La HAS va élaborer des critères de qualité pour la presse médicale

La Haute autorité de santé (HAS) a entrepris une réflexion pour définir des critères de qualité des revues et journaux de la presse médicale. S’ajoutant à ceux du HONcode (pour les sites internet), ces critères permettront-ils d’accroître réellement la qualité de l’information diffusée dans ces médias ?

Selon la note de cadrage rédigée par la HAS à ce sujet, l’objectif est double : élaborer des critères de qualité de la presse médicale (portant par exemple sur les déclarations d’intérêt, l’identification claire de la publicité, le fonctionnement des comités de lecture et les procédures de relecture) ; voir comment le respect de ces critères peut être reconnu par les pouvoirs publics dans un objectif d’amélioration de la qualité.

La HAS a pour mission générale d´informer les professionnels de santé et le grand public et de définir des démarches qualité pour des moyens d’information, qu’il s’agisse des  logiciels d’aide à la prescription, de sites internet ou de la visite médicale.

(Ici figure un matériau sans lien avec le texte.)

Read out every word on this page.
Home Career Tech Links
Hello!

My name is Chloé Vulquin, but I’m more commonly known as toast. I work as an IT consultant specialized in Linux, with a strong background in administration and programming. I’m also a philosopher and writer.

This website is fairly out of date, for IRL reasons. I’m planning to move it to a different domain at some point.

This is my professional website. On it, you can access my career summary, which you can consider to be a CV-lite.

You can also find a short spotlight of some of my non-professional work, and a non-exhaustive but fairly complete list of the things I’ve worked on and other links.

Pour construire ces nouveaux critères de qualité, l’administration s’appuiera sur les expériences acquises, sur une recherche bibliographique internationale, sur la possibilité d’en mesurer le respect.

La réflexion sur les critères envisagera les axes thématiques suivants : les caractéristiques de la diffusion, la place de la publicité, l’information sur les sources de financement, l’information sur les annonceurs, la publicité rédactionnelle, les comités de lecture et les procédures de relecture, les déclarations des liens d’intérêt des comités de rédaction/scientifique/de lecture, la bibliographie, les signatures et la déclaration des liens d’intérêts des auteurs d’articles…

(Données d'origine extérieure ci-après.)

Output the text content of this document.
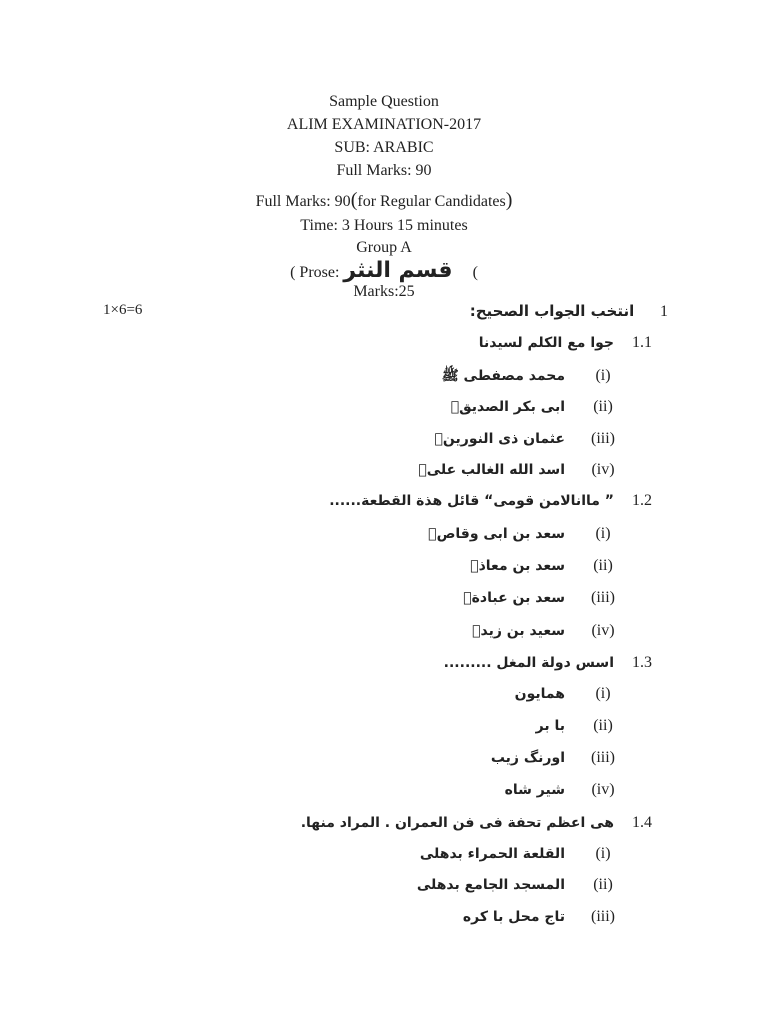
Sample Question
ALIM EXAMINATION-2017
SUB: ARABIC
Full Marks: 90
Full Marks: 90(for Regular Candidates)
Time: 3 Hours 15 minutes
Group A
( Prose: قسم النثر (
Marks:25
1×6=6	انتخب الجواب الصحيح: 1
1.1
جوا مع الكلم لسيدنا
(i)
محمد مصفطی ﷺ
(ii)
ابی بکر الصدیقؓ
(iii)
عثمان ذی النورینؓ
(iv)
اسد الله الغالب علیؓ
1.2
” ماانالامن قومی“ قائل هذة القطعة......
(i)
سعد بن ابی وقاصؓ
(ii)
سعد بن معاذؓ
(iii)
سعد بن عبادةؓ
(iv)
سعید بن زیدؓ
1.3
اسس دولة المغل .........
(i)
همایون
(ii)
با بر
(iii)
اورنگ زیب
(iv)
شیر شاه
1.4
هی اعظم تحفة فی فن العمران . المراد منها.
(i)
القلعة الحمراء بدهلی
(ii)
المسجد الجامع بدهلی
(iii)
تاج محل با کره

Un groupe projet fera un travail préparatoire qui associera les acteurs concernés : éditeurs, responsables de rédaction, lecteurs.

Les limites du HONcode


Dominique Dupagne
ne croit plus au HONcode.

Absolument indispensable, il est à craindre néanmoins que cette démarche s’avère encore insuffisante, si l’on en juge par l’expérience du HONcode (Health on the Net) existant.

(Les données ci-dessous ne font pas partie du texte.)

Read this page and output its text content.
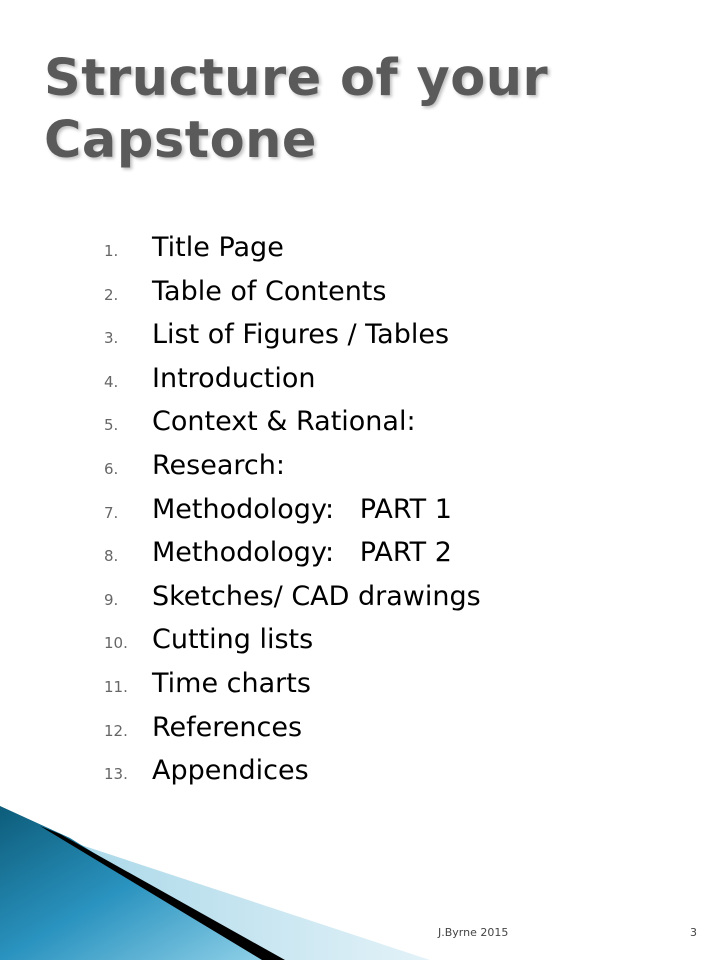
Structure of your
Capstone
1.	Title Page
2.	Table of Contents
3.	List of Figures / Tables
4.	Introduction
5.	Context & Rational:
6.	Research:
7.	Methodology:   PART 1
8.	Methodology:   PART 2
9.	Sketches/ CAD drawings
10. Cutting lists
11. Time charts
12. References
13. Appendices
J.Byrne 2015	3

Le HONcode est une certification accordée par une organisation non gouvernementale (ONG) suisse à laquelle de nombreux sites médicaux recourent d’ores et déjà.

Cet organisme est accrédité par la HAS dans le cadre de son obligation « d´établir une procédure de certification des sites informatiques dédiés à la santé et des logiciels d´aide à la prescription médicale ayant respecté un ensemble de règles de bonne pratique ».

Le problème est que cette certification n’oblige qu’au respect de certains principes déontologiques fondamentaux. Elle ne dit absolument rien de la qualité réelle de l’information diffusée sur les sites.

A tel point, par exemple, que le docteur Dominique Dupagne, qui y avait adhéré pour son site Atoute, vient de supprimer le sceau de ses pages.

Il explique : « Le sceau HONcode, attribué après audit est arboré sur le site certifié, gage d’une qualité présumée. Qualité présumée car le HONcode, comme vous pouvez le constater, ne dit pas un mot de la qualité intrinsèque des informations présentées sur le site certifié. Cette qualité est censée découler des principes généraux et déontologiques exprimés en huit points. C’était un pari audacieux. Pari à mon sens perdu. Le seul crédit (significatif) à apporter à la certification HONcode est d’avoir poussé de nombreux sites à aller vers plus de transparence ».

Le docteur ajoute : « La majorité des sites financés par l’industrie pharmaceutique arborent fièrement le HONcode. Pire, cette dépendance financière est le plus souvent masquée. En effet, la formule retenue est désormais « Le site machin est entièrement financé par l’association truc ». Le lecteur ne saura pas que l’association truc est elle-même financée à 80% par l’industrie pharmaceutique. Le HONcode ne permet plus de savoir qui paye l’information délivrée. (…) Pire, des sites de qualité se voient contester leur HONcode sans raison valable, alors qu’ils sont critiques vis-à-vis d’une certaine pensée unique médicale ou de certains médicaments.

Enfin, il est question dans les médias que Doctissimo obtienne le HONcode, ce qui serait le pompon. Malgré tout le respect que j’ai pour la réussite financière de ce site, la publicité est tellement bien intégrée au contenu qu’elle en devient parfois indiscernable.

Cette dérive était prévisible : face à des intérêts commerciaux majeurs, le HONcode était trop « naïf » et son contournement était inévitable. Le petit apport en terme de transparence est annulé par un crédit injustifié accordé à des sites ou associations qui dissimulent leurs financements ».